Now, is it true that Sambisa Forest is no longer home to the insurgents and they have no option but to mix with civilians in the cities and villages as claimed by Adesina?

Our findings

In December 2016, the federal government announced that it had successfully dislodged Boko Haram from the Sambisa Forest.

“I am delighted at, and most proud of, the gallant troops of the Nigerian army on receipt of the long-awaited and most gratifying news of the final crushing of Boko Haram terrorists in their last enclave in Sambisa forest,” the president had said.

The following year, Tajudeen Yusuf, Commander of the Air Component of Operation Lafiya Dole, admitted that Boko Haram members had returned to parts of the Sambisa general area from where they were dislodged.

The Nigerian Air Force also announced in September that year, for example, that it was able to destroy hideouts belonging to the group in Kollaram, Bula Korege within the Sambisa Forest, as part of Operation Lafiya Dole. About twelve dwellings and solar panels were destroyed and several of the terrorists were killed during the shelling, according to reports.

Likewise, in January, Chief of the Air Staff, Air Marshal Saddique Abubakar, revealed that the Air Task Force destroyed one of Boko Haram’s logistics base in the forest using two Alpha Jets. There have been several other attacks against the insurgents since then.

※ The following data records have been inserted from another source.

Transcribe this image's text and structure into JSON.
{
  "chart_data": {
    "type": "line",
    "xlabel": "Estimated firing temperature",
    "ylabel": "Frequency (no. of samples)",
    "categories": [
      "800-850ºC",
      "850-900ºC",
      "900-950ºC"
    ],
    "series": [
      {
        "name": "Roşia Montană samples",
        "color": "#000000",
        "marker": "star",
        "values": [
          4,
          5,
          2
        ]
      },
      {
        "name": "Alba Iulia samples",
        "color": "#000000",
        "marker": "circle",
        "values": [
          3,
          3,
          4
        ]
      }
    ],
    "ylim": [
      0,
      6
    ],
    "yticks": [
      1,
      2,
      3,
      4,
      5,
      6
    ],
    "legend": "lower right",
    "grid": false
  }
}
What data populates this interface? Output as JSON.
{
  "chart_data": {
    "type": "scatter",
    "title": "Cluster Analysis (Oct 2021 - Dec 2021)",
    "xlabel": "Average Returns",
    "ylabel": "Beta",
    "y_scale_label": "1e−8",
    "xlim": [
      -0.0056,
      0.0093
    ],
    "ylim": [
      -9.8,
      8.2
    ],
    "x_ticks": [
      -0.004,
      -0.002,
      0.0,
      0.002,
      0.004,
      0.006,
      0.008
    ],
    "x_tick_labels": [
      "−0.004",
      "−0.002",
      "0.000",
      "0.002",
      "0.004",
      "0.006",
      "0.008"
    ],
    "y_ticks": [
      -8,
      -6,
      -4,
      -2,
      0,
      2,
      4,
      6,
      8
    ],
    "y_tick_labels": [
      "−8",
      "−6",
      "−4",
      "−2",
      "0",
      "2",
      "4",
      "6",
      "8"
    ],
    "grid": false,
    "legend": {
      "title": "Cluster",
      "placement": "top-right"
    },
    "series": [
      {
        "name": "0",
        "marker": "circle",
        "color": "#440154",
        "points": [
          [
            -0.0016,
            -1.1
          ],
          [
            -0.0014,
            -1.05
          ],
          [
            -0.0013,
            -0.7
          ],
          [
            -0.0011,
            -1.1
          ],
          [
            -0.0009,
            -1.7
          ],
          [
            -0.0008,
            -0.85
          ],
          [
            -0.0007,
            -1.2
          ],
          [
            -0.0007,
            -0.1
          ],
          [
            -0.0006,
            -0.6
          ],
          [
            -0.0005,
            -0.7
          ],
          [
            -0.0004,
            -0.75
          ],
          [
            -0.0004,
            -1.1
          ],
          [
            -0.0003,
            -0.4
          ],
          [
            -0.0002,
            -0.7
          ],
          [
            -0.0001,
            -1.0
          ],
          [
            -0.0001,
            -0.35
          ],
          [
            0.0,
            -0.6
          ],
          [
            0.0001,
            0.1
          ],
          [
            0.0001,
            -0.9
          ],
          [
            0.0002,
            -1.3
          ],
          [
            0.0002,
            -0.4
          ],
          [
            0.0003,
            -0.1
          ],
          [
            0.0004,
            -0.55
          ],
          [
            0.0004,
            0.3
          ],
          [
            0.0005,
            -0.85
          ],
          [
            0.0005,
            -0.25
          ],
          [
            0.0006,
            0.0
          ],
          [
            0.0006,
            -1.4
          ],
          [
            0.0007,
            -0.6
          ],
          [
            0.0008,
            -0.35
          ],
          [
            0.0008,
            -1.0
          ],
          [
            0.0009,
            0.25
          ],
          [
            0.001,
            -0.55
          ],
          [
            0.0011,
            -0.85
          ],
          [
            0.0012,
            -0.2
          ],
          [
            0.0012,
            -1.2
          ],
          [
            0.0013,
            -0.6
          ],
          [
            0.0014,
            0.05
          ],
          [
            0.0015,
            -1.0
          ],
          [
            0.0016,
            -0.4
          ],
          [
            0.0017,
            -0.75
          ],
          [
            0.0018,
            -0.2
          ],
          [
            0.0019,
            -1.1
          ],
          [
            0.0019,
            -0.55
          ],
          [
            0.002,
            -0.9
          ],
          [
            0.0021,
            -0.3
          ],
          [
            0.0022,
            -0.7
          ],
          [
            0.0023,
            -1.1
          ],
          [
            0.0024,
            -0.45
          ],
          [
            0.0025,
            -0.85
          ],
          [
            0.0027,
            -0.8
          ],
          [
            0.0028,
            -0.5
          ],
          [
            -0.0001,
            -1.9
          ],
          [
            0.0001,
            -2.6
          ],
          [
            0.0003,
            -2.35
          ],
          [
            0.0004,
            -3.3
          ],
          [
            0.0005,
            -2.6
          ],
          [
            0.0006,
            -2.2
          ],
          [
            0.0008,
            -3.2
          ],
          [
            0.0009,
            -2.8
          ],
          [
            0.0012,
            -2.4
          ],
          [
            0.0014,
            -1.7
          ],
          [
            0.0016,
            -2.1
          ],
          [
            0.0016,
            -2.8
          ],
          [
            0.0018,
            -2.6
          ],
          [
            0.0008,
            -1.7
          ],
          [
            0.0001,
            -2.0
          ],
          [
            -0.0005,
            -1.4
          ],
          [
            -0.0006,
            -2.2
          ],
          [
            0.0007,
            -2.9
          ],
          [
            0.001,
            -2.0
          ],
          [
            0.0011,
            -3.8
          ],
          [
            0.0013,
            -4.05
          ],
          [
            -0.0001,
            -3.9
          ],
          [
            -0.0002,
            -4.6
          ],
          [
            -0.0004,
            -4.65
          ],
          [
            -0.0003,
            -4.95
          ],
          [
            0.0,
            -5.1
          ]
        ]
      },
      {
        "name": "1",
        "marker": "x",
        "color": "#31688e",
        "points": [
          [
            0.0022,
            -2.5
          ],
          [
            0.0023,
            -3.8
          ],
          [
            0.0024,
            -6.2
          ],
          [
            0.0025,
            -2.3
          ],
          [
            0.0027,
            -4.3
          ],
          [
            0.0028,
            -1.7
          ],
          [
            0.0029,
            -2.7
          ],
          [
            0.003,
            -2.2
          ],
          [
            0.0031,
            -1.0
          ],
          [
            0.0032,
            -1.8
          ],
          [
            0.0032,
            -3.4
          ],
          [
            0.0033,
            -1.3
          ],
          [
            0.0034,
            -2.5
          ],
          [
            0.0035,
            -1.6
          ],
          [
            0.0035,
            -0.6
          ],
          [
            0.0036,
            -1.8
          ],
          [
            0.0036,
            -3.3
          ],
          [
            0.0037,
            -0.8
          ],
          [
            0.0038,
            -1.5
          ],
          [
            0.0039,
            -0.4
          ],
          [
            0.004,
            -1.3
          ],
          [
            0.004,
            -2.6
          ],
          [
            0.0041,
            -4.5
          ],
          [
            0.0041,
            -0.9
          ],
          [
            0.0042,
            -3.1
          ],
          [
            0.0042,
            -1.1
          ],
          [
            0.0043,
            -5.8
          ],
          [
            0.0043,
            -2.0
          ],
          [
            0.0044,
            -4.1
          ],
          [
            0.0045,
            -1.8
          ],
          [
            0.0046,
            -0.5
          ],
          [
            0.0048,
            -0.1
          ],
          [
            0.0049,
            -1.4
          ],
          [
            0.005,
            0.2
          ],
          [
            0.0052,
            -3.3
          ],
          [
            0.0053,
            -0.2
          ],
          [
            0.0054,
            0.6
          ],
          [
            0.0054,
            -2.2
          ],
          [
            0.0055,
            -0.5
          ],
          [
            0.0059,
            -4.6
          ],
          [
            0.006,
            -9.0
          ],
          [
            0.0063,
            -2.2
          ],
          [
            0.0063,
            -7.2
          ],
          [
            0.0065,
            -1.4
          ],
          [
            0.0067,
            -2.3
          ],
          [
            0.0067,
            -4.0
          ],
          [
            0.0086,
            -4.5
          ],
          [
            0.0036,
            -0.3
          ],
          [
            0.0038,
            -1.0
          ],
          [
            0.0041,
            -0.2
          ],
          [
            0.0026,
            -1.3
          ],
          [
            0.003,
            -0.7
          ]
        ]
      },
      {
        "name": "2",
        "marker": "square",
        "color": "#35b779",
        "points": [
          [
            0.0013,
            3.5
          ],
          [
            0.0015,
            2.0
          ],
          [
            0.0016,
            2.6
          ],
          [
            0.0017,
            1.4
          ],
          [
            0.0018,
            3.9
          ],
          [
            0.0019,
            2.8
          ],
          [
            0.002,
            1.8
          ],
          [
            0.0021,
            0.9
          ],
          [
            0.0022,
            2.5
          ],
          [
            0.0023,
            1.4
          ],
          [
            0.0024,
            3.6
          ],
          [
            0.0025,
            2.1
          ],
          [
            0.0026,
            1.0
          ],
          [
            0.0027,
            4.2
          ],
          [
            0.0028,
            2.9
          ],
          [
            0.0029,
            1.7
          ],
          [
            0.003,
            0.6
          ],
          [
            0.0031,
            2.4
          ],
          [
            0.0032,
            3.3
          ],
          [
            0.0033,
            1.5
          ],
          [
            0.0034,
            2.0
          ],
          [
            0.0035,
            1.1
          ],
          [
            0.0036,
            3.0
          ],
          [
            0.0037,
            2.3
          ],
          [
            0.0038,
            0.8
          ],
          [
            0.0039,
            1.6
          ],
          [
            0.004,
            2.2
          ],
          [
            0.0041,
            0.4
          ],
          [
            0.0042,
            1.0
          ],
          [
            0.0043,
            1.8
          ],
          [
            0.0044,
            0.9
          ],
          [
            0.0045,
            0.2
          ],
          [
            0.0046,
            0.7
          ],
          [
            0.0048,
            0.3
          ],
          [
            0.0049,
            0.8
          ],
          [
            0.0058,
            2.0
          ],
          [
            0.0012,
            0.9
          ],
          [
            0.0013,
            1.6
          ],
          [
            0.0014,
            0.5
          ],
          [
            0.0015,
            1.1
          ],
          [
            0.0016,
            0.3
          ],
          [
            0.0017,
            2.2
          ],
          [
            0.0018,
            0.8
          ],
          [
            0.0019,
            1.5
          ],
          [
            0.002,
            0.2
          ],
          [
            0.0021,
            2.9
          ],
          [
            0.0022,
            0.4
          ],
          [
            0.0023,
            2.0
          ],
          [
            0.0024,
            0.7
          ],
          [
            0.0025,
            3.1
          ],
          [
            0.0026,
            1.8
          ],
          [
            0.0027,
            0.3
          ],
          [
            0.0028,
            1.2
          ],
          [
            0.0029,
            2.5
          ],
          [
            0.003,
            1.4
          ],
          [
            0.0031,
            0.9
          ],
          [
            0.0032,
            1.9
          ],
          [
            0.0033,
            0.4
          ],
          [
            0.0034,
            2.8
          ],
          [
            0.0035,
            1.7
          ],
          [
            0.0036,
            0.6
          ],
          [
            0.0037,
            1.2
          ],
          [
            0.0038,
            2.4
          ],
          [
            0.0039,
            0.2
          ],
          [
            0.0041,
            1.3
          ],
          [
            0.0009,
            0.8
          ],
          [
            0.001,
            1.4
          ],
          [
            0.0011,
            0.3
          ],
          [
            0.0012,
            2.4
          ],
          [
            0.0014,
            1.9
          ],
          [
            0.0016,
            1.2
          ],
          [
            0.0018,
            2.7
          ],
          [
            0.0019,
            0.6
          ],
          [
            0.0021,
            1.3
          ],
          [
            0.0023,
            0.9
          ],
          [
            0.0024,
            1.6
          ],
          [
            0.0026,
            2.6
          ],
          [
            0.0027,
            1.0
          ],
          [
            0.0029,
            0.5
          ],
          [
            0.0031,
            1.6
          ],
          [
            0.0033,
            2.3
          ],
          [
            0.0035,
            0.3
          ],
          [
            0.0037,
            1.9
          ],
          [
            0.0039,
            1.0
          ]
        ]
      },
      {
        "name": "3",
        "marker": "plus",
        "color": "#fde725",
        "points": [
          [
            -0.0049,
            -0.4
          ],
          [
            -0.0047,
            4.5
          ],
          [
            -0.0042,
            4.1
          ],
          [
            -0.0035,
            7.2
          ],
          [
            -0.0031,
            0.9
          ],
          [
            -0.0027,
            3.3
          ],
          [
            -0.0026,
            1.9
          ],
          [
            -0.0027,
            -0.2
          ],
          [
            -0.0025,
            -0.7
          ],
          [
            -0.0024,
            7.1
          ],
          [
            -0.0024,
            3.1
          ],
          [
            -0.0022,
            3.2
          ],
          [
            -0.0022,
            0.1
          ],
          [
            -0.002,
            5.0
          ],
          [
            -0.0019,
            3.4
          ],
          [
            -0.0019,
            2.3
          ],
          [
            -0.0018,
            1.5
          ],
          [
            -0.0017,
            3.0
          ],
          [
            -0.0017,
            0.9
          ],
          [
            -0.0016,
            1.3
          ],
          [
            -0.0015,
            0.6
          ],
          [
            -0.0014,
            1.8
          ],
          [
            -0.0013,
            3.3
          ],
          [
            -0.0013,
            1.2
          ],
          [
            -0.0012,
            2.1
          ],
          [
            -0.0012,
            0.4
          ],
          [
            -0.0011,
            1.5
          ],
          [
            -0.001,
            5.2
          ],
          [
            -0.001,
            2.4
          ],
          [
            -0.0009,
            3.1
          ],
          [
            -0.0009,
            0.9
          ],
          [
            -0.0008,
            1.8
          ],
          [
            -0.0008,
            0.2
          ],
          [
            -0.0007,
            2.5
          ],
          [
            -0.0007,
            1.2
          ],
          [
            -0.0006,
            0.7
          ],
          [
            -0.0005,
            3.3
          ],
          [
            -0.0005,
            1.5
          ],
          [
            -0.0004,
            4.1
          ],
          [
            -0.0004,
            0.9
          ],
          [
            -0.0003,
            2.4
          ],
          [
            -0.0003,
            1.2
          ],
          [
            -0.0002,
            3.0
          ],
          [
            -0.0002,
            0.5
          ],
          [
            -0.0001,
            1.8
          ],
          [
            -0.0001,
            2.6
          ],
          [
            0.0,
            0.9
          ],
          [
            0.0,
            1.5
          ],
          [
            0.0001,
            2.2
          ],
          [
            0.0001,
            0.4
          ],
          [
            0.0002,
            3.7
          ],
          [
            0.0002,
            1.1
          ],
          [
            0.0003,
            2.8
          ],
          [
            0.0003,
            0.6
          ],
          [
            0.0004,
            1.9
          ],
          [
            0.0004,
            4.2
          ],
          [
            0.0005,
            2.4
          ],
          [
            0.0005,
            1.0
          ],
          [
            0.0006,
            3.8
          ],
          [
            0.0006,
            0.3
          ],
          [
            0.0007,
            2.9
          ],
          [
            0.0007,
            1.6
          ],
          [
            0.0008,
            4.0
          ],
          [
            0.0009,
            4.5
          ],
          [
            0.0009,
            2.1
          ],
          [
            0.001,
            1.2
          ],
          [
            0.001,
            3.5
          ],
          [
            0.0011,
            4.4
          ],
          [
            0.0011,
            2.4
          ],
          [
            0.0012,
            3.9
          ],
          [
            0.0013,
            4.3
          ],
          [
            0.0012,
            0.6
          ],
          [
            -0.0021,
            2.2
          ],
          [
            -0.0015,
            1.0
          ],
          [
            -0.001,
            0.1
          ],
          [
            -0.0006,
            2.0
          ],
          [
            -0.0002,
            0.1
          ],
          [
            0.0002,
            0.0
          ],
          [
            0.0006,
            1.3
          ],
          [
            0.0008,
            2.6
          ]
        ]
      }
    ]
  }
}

More recently, Monday last week, Chief of Army Staff, Tukur Yusuf Buratai, stated that activities of the terrorist group have been confined to the Lake Chad Area and Sambisa Forest. He said this while delivering a lecture at the the Centre for Contemporary Security Affairs, Igbinedion University, Edo State.

Also, according to the United Kingdom’s Country Police and Information Note (on Nigeria) published in January: “The forest around Sambisa and the vegetation along the shores of Lake Chad provide a degree of natural coverage for both factions [of Boko Haram], resulting in strongholds in those locations.”

The document notes that Boko Haram activity has been concentrated in Madagali, north of Adamawa, and Mandara mountains to the east, close to Cameroon.

“Boko Haram Beyond the Headlines”, a report of the United States’ Combating Terrorism Centre at West Point published in May 2018, also notes that only some of the Boko Haram camps in Sambisa Forest have been dismantled.

Verdict

Adesina’s claim that the terrorist group is no longer hiding in Sambisa Forest is not true. It is an outdated achievement, and contradicts more recent reports from the Nigeria Army, European Asylum Support Office, United Kingdom Home Office, and United States Military Academy.